Lawmakers will have 30 days to mull over the issues on Abbott's agenda, but they could also adjourn at any time. However, Abbott can also add additional items to the agenda once the Legislature convenes.
As lawmakers meet to draw new maps for the state's political districts based on population growth and decline, they will also have to decide where to place the two new congressional districts the state gained as a result of growing by roughly four million people since 2010. Typically, this reapportionment occurs every 10 years in the first legislative session after the census, but the process was delayed this spring due to setbacks related to the pandemic.
Since Republicans control the Legislature, they will largely dictate the drawing of the new district maps. However, a lawsuit filed by earlier this month by Roland Gutierrez (D-San Antonio) and Sarah Eckhardt (D-Austin) argues that redistricting may only be done during a regular session of the Legislature. If the lawsuit succeeds, it would be up to judges to create interim redistricting plans for the the 2022 midterm elections.
COVID-19 Relief Funds
The Legislature will also decide how to allocate $16 billion in federal funds dedicated to provide relief from the Covid-19 pandemic. After some lawmakers had criticized Abbott for holding the funds earlier this spring, the governor announced that he would place the appropriations on a special session agenda "so the entire legislature can participate in the allocation process in a way that best serves all Texans."

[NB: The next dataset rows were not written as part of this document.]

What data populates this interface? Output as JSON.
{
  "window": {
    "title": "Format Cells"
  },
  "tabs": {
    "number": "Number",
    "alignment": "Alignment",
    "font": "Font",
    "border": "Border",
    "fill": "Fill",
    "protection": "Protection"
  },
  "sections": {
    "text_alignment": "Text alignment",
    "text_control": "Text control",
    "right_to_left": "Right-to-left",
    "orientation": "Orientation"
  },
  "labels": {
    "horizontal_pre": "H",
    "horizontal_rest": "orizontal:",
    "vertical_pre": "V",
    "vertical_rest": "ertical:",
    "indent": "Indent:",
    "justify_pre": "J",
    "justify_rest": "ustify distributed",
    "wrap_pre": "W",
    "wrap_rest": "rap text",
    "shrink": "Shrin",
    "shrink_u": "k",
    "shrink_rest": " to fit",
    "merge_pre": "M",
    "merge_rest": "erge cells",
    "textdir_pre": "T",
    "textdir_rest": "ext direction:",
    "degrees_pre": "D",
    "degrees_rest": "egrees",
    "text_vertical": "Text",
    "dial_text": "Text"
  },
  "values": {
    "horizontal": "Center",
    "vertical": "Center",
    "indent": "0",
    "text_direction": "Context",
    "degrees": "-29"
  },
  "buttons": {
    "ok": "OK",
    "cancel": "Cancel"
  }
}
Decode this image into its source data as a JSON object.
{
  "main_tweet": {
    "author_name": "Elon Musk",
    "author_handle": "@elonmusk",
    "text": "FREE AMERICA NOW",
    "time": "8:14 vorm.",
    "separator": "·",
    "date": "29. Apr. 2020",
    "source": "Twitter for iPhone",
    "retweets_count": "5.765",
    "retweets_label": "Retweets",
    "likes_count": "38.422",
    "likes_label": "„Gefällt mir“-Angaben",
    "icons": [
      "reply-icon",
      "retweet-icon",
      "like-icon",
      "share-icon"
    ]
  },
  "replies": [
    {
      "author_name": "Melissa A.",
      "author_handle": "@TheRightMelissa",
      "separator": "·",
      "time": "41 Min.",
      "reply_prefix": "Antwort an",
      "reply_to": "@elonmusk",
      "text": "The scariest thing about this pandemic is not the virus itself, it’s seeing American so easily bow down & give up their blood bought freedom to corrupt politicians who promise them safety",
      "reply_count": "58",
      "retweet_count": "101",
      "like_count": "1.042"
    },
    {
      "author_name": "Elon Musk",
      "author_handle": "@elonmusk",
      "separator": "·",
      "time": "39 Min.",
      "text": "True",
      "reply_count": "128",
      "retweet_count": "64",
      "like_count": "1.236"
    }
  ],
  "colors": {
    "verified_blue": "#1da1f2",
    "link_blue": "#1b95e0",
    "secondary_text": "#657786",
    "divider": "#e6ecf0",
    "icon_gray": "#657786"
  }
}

Abbott is also calling lawmakers back to Austin to ask them to restrict the sports teams that transgender student-athletes can participate in. The proposed policy, which failed to pass in the last two special sessions, would ban students from competing in University Interscholastic League (UIL) athletic competitions designated for the sex opposite to the student’s sex at birth. The UIL already prevents transgender students from playing on teams based on their gender identity.
COVID-19 Vaccine Mandates
Another issue Abbott is asking lawmakers to consider is "whether any state or local governmental entities in Texas can mandate that an individual receive a COVID-19 vaccine and, if so, what exemptions should apply to such mandate." During this year's second special session, Abbott had asked lawmakers to ban mask mandates in schools, but the proposal failed to pass. This time, Abbott is asking the Legislature to decide whether state or local governments can mandate COVID-19 vaccines.
Abbott also included a bill on his agenda that would have banned the tethering of dogs outside with heavy chains. He had vetoed the bill earlier this year over concerns about the specificity of the bill, saying Texas already has the statutes in place to protect dogs from animal cruelty, and the penalties proposed in the bill seemed excessive. The bill also would have made it illegal to chain up dogs and leave them without drinkable water, adequate shade or shelter.